1939 Dujiangyan Opening of the Waters

Item

Title
1939 Dujiangyan Opening of the Waters
Description
Ralph Outerbridge's photographs of the annual Opening of the Waters ceremony on April 7th, 1939. He was attending along with other new missionaries in the Missionary Training School.
Commentary
Annually on the Qingming Festival Day (Tomb or Grave Sweeping Day) the Opening of the Waters Ceremony has been taking place for over 2,000 years. The date usually falls in the first week of April when hundreds of people gather at the famous Dujiangyan waterworks. The event is organized by the priests of the Fulong Temple at Dujiangyan, along with the Dujiangyan City government officials. For the same length of time, these waterworks have ensured water transportation for warfare and commerce, prevented the devastating annual spring flooding, and provided irrigation throughout the Chengdu Plain.

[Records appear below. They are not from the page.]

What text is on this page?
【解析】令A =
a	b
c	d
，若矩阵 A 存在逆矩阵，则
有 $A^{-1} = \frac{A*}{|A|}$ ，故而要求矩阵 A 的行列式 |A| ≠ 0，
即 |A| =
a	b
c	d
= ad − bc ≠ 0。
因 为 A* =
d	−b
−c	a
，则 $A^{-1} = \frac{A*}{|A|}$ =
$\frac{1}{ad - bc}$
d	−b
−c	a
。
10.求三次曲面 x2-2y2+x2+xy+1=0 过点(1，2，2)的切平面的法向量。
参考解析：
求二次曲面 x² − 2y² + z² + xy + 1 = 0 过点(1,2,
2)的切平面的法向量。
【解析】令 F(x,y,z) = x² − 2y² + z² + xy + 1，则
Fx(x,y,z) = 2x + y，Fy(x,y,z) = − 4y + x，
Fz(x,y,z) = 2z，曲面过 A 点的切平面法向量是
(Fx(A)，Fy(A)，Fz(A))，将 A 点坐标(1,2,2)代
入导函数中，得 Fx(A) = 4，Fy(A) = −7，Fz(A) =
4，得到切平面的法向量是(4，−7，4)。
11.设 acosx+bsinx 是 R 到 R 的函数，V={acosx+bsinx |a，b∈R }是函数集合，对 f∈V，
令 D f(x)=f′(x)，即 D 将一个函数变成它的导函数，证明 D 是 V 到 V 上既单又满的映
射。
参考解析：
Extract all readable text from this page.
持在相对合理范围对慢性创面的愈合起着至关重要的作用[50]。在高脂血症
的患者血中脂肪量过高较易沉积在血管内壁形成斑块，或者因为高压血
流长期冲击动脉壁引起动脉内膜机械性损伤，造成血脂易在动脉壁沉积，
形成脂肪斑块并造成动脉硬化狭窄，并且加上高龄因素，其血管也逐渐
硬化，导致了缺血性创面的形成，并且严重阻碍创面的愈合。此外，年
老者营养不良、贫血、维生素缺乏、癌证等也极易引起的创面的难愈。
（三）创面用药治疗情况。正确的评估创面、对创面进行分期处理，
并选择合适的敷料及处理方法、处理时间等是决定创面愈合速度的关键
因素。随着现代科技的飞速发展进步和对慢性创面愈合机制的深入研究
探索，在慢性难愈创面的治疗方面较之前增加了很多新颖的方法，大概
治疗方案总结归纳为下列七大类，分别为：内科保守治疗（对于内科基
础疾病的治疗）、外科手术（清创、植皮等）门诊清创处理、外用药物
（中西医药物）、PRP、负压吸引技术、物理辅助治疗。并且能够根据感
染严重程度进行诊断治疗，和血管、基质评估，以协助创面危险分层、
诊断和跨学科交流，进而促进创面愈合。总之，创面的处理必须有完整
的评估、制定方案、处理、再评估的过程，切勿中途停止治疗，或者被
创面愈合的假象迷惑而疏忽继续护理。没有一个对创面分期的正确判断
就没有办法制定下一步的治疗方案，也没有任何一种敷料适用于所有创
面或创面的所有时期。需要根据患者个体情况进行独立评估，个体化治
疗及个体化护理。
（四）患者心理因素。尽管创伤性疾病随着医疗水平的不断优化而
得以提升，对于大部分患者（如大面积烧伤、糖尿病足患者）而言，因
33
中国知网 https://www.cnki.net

During the 1930s, Jesse Moncrieff of the American Baptist Mission was in charge of The Missionary Training School on the West China Union University campus. New missionaries attended this school for at least one year while they were in intensive language training. The school also sponsored excursions to cultural sites and events. This was how the Stockwell’s and Outerbridge’s were first introduced to this extraordinary site, which has been a designated World Heritage Site since 2000.

The group of images in this Event Record includes photographs taken by Ralph Outerbridge in 1939. Esther Beck Stockwell described her visit in 1937 as follows:

“One day [Jesse Moncrieff] arranged for all the students to go in trucks to Guan Xian, for the opening of the waters festival. It was magnificent. The ceremony commemorates the fact that more than two thousand years ago an enlightened official [named Li Bing] designed a massive engineering feat of irrigation controls for the provincial water system through a series of channels and dikes… Because of this long traditional practice, the plains around Chengdu have remained fertile and have never been subject to floods that plagues other parts of China.

“Hundreds of people came to the ceremony that was held in the Guan Xian temple [the Fulong Temple today]. People also lined the river banks to watch the dam being opened and the spring waters gush out of the mountains to enter the wide-spreading irrigation system.”
Location
Dujiangyan, Sichuan
https://www.geonames.org/1809831/dujiangyan.html
Fulong Temple, Dujiangyan, Sichuan
https://www.geonames.org/13060424/fulong-temple.html
Erwang Temple, Dujiangyan, Sichuan
https://www.geonames.org/12500587/erwang-temple.html
Event Date
1939-04-07
References
John Munro. 1990. Beyond the Moon Gate: A China Odyssey, 1938-1950, Adapted from the Diaries of Margaret Outerbridge. Toronto: Douglas & McIntyre, pp. 30-31.
Esther Beck Stockwell. 1980. Asia's Call. San Francisco: Stockwell Press, pp.86-87.